Aku benci bapak. Kalau saja Bapak bukan seorang tukang becak, Ibuku pasti selamat. Ibu pasti masih hidup hingga sekarang. Masih membuatkan aku sarapan, masih “merogohkan” uang saku dari kantong bajunya yang penuh tambalan, masih melambaikan tangannya ketika aku berlari menuju ujung gang rumah untuk pergi ke sekolah, masih…masih... ah, aku tak kuasa lagi menahan air mata ini.
Air mata yang penuh sesak, air mata yang mengandung seribu kekecewaan, air mata yang entah kenapa harus aku yang merasakan. Dan lagi- lagi semua ini gara-gara bapak.
Ibu sudah lama menderita TBC, penyakit yang akrab dengan kehidupan orang- orang seperti kami. Orang- orang yang tinggal di gang sempit, rumah yang hanya beralaskan semen yang beberapa bagiannya penuh lubang dan tak hanya sesekali mengeluarkan debu, belum lagi atapnya yang tidak pernah “tidak” bocor bila hujan. Kalau sudah begitu haruskah aku berucap alhamdulillah untuk semua keadaanku?.
“PLAAKK !!! bang Salim menamparku ketika aku masih saja menyalahkan Bapak atas kematian Ibu. Merasa tak enak dengan situasi ini Bapak segera mengambil becaknya dan berlalu entah kemana. Aku pun semakin kesal dibuatnya. Beginikah seorang Bapak yang bang Salim bela??? HAH???
Aku berusaha menyudutkan bang Salim dengan kejadian barusan. Bang Salim hanya terdiam dan berkata lirih, “mungkin setelah ini kamu akan menyesal”. Aku tak mengerti maksud bang Salim bahkan mungkin juga, AKU TAK MAU MENGERTI.
Hari-hariku kulewati dengan penuh penyesalan. Bapak semakin jarang pulang kerumah, bang Salim sibuk dengan pekerjaannya sebagai guru Ngaji. Aku sendiri sibuk mencari uang tambahan untuk sekolahku.
Karena tidak mungkin mengandalkan penghasilan Bapak, jangankan untuk bayar SPP, untuk menebus obat ibu yang kurang 15ribu saja Bapak tak sanggup. Padahal seharian Bapak “mbecak” dari pagi hingga larut malam tapi pulang tak pernah membawa uang.
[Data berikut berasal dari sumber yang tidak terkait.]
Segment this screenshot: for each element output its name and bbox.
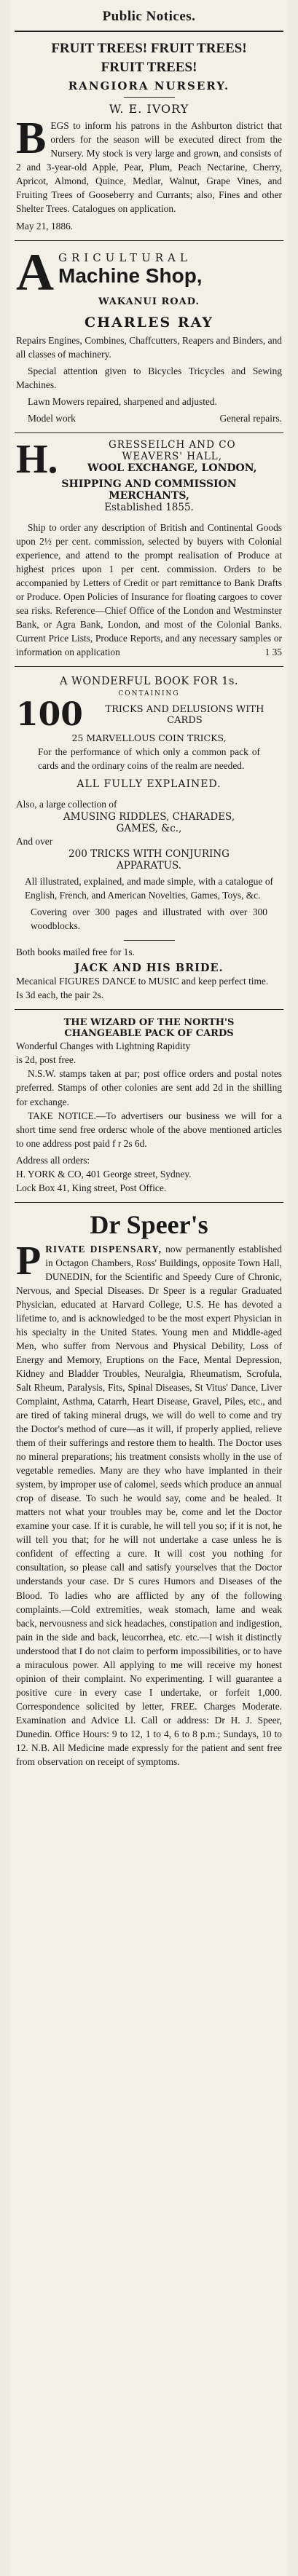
gresseilch-text: Ship to order any description of British and Continental Goods upon 2½ per cent. commission, selected by buyers with Colonial experience, and attend to the prompt realisation of Produce at highest prices upon 1 per cent. commission. Orders to be accompanied by Letters of Credit or part remittance to Bank Drafts or Produce. Open Policies of Insurance for floating cargoes to cover sea risks. Reference—Chief Office of the London and Westminster Bank, or Agra Bank, London, and most of the Colonial Banks. Current Price Lists, Produce Reports, and any necessary samples or information on application [16,521,282,657]
book-tricks-row [16,696,282,734]
machine-shop-body3: Lawn Mowers repaired, sharpened and adjusted. [28,395,217,407]
book-tricks-line2: CARDS [167,715,203,727]
machine-shop-heading-a: GRICULTURAL [58,250,192,264]
machine-shop-body1: Repairs Engines, Combines, Chaffcutters, Reapers and Binders, and all classes of machinery. [16,334,282,360]
speer-title-b: Speer's [126,1209,208,1239]
speer-heading: RIVATE DISPENSARY, [45,1243,162,1255]
wizard-address2: Lock Box 41, King street, Post Office. [16,1182,167,1193]
machine-shop-location: WAKANUI ROAD. [98,296,200,307]
gresseilch-ref: 1 35 [264,647,282,657]
speer-text: now permanently established in Octagon Chambers, Ross' Buildings, opposite Town Hall, DUNEDIN, for the Scientific and Speedy Cure of Chronic, Nervous, and Special Diseases. Dr Speer is a regular Graduated Physician, educated at Harvard College, U.S. He has devoted a lifetime to, and is acknowledged to be the most expert Physician in his specialty in the United States. Young men and Middle-aged Men, who suffer from Nervous and Physical Debility, Loss of Energy and Memory, Eruptions on the Face, Mental Depression, Kidney and Bladder Troubles, Neuralgia, Rheumatism, Scrofula, Salt Rheum, Paralysis, Fits, Spinal Diseases, St Vitus' Dance, Liver Complaint, Asthma, Catarrh, Heart Disease, Gravel, Piles, etc., and are tired of taking mineral drugs, we will do well to come and try the Doctor's method of cure—as it will, if properly applied, relieve them of their sufferings and restore them to health. The Doctor uses no mineral preparations; his treatment consists wholly in the use of vegetable remedies. Many are they who have implanted in their system, by improper use of calomel, seeds which produce an annual crop of disease. To such he would say, come and be healed. It matters not what your troubles may be, come and let the Doctor examine your case. If it is curable, he will tell you so; if it is not, he will tell you that; for he will not undertake a case unless he is confident of effecting a cure. It will cost you nothing for consultation, so please call and satisfy yourselves that the Doctor understands your case. Dr S cures Humors and Diseases of the Blood. To ladies who are afflicted by any of the following complaints.—Cold extremities, weak stomach, lame and weak back, nervousness and sick headaches, constipation and indigestion, pain in the side and back, leucorrhea, etc. etc.—I wish it distinctly understood that I do not claim to perform impossibilities, or to have a miraculous power. All applying to me will receive my honest opinion of their complaint. No experimenting. I will guarantee a positive cure in every case I undertake, or forfeit 1,000. Correspondence solicited by letter, FREE. Charges Moderate. Examination and Advice Ll. Call or address: Dr H. J. Speer, Dunedin. Office Hours: 9 to 12, 1 to 4, 6 to 8 p.m.; Sundays, 10 to 12. N.B. All Medicine made expressly for the patient and sent free from observation on receipt of symptoms. [16,1243,282,1767]
dropcap-letter: B [16,114,47,164]
proprietor-name: W. E. IVORY [109,102,189,116]
book-conjuring2: APPARATUS. [116,860,182,872]
book-body2: All illustrated, explained, and made simple, with a catalogue of English, French, and American Novelties, Games, Toys, &c. [25,876,273,901]
fruit-trees-line1: FRUIT TREES! FRUIT TREES! [51,41,247,56]
book-mechanical: Mecanical FIGURES DANCE to MUSIC and keep perfect time. [16,976,269,987]
fruit-trees-date: May 21, 1886. [16,220,74,232]
gresseilch-heading2: WEAVERS' HALL, [122,450,223,462]
divider [124,97,175,98]
fruit-trees-line2: FRUIT TREES! [101,59,197,75]
wizard-cards-ad [15,1010,283,1202]
book-amusing: AMUSING RIDDLES, CHARADES, [63,811,235,823]
divider [124,940,175,941]
machine-shop-ad [15,241,283,433]
book-coin-tricks: 25 MARVELLOUS COIN TRICKS, [71,732,227,744]
gresseilch-body [16,521,282,659]
footer-right: General repairs. [219,412,282,424]
book-games: GAMES, &c., [116,823,182,835]
wizard-title1: THE WIZARD OF THE NORTH'S [63,1017,235,1029]
book-tricks-line1: TRICKS AND DELUSIONS WITH [105,704,264,716]
dropcap-letter: A [16,248,54,295]
book-explained: ALL FULLY EXPLAINED. [77,778,221,791]
wizard-address-label: Address all orders: [16,1154,90,1166]
book-jack: JACK AND HIS BRIDE. [74,962,224,975]
machine-shop-footer [16,411,282,425]
wizard-body: N.S.W. stamps taken at par; post office orders and postal notes preferred. Stamps of other colonies are sent add 2d in the shilling for exchange. [16,1068,282,1107]
book-containing: CONTAINING [118,690,180,698]
book-and-over: And over [16,836,53,848]
book-covering: Covering over 300 pages and illustrated with over 300 woodblocks. [31,906,267,932]
book-number: 100 [16,696,83,734]
dropcap-letter: H. [16,438,58,478]
gresseilch-heading4: SHIPPING AND COMMISSION [61,478,237,490]
gresseilch-ad [15,433,283,667]
gresseilch-heading5: MERCHANTS, [109,489,189,502]
fruit-trees-body [16,114,282,216]
dropcap-letter: P [16,1238,42,1284]
wonderful-book-ad [15,667,283,1010]
notices-column [10,0,288,2576]
speer-title [16,1210,282,1239]
machine-shop-name: CHARLES RAY [85,314,213,331]
book-sent: Is 3d each, the pair 2s. [16,989,104,1001]
fruit-trees-text: EGS to inform his patrons in the Ashburton district that orders for the season will be executed direct from the Nursery. My stock is very large and grown, and consists of 2 and 3-year-old Apple, Pear, Plum, Peach Nectarine, Cherry, Apricot, Almond, Quince, Medlar, Walnut, Grape Vines, and Fruiting Trees of Gooseberry and Currants; also, Fines and other Shelter Trees. Catalogues on application. [16,120,282,215]
footer-left: Model work [28,412,76,424]
book-title: A WONDERFUL BOOK FOR 1s. [59,676,239,688]
book-also: Also, a large collection of [16,799,117,810]
wizard-price: is 2d, post free. [16,1054,77,1066]
speer-title-a: Dr [90,1209,120,1239]
book-both: Both books mailed free for 1s. [16,947,135,958]
nursery-name: RANGIORA NURSERY. [68,79,230,93]
book-body1: For the performance of which only a common pack of cards and the ordinary coins of the realm are needed. [38,746,260,772]
wizard-address1: H. YORK & CO, 401 George street, Sydney. [16,1168,192,1180]
fruit-trees-ad [15,32,283,241]
gresseilch-established: Established 1855. [104,501,194,513]
dr-speer-ad [15,1203,283,1776]
gresseilch-heading1: GRESSEILCH AND CO [108,438,236,451]
speer-body [16,1238,282,1769]
wizard-notice: TAKE NOTICE.—To advertisers our business we will for a short time send free ordersc whole of the above mentioned articles to one address post paid f r 2s 6d. [16,1110,282,1149]
section-header: Public Notices. [15,4,283,32]
machine-shop-body2: Special attention given to Bicycles Tricycles and Sewing Machines. [16,365,282,390]
book-conjuring1: 200 TRICKS WITH CONJURING [68,848,230,861]
wizard-title2: CHANGEABLE PACK OF CARDS [64,1028,234,1040]
gresseilch-heading3: WOOL EXCHANGE, LONDON, [87,462,257,474]
wizard-wonderful: Wonderful Changes with Lightning Rapidity [16,1040,191,1052]
machine-shop-heading-b: Machine Shop, [58,264,203,287]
Sebelumnya, aku tak pernah sebenci ini dengan Bapak. Tapi aku juga tak sedekat seperti halnya bang Salim. Entah kenapa aku merasa Bapak lebih sayang dengan abangku daripada aku. Itu alasannya kenapa aku juga demikian sebaliknya, lebih sayang ibu ketimbang Bapak.
Masih teringat saat kecil dulu bang Salim merebut mainan ku dan malah justru aku yang mendapat pukulan dari Bapak. Ah, jika mengingat masa itu membuatku semakin tak berharap kehadiran Bapak dirumah.
“Jangan seperti itu Nis, kasihan Bapak kamu. Sudah kehilangan istrinya masih juga harus dibenci oleh anaknya, bagaimana perasaan beliau ?” ujar sahabatku ketika aku menceritakan perihal kisah hidupku.
Di persimpangan jalan tempat pangkalan becak, aku melihat sebuah becak yang tak asing bagiku… ah, bukankah itu becak Bapak? Tapi tak ku dapati Bapak disana. Dimana Bapak? Ah, Kenapa aku harus peduli? Bukankah Bapak juga tidak pernah pedulikan aku dirumah? Sudahkah aku makan? Sudahkah bayar sekolah? Bukankah selama ini bang Salim yang memenuhi semua kebutuhanku sejak Ibu tidak ada?
Ku langkahkan kakiku kembali menyusuri jalan-jalan berdebu, Jalan-jalan yang ketika siang hari menyesakkan dada, dan ketika malam hari berubah menjadi liar bagi siapa saja yang melaluinya, jalanan yang penuh kerikil-kerikil kehidupan. Jalanan yang tak pernah berujung.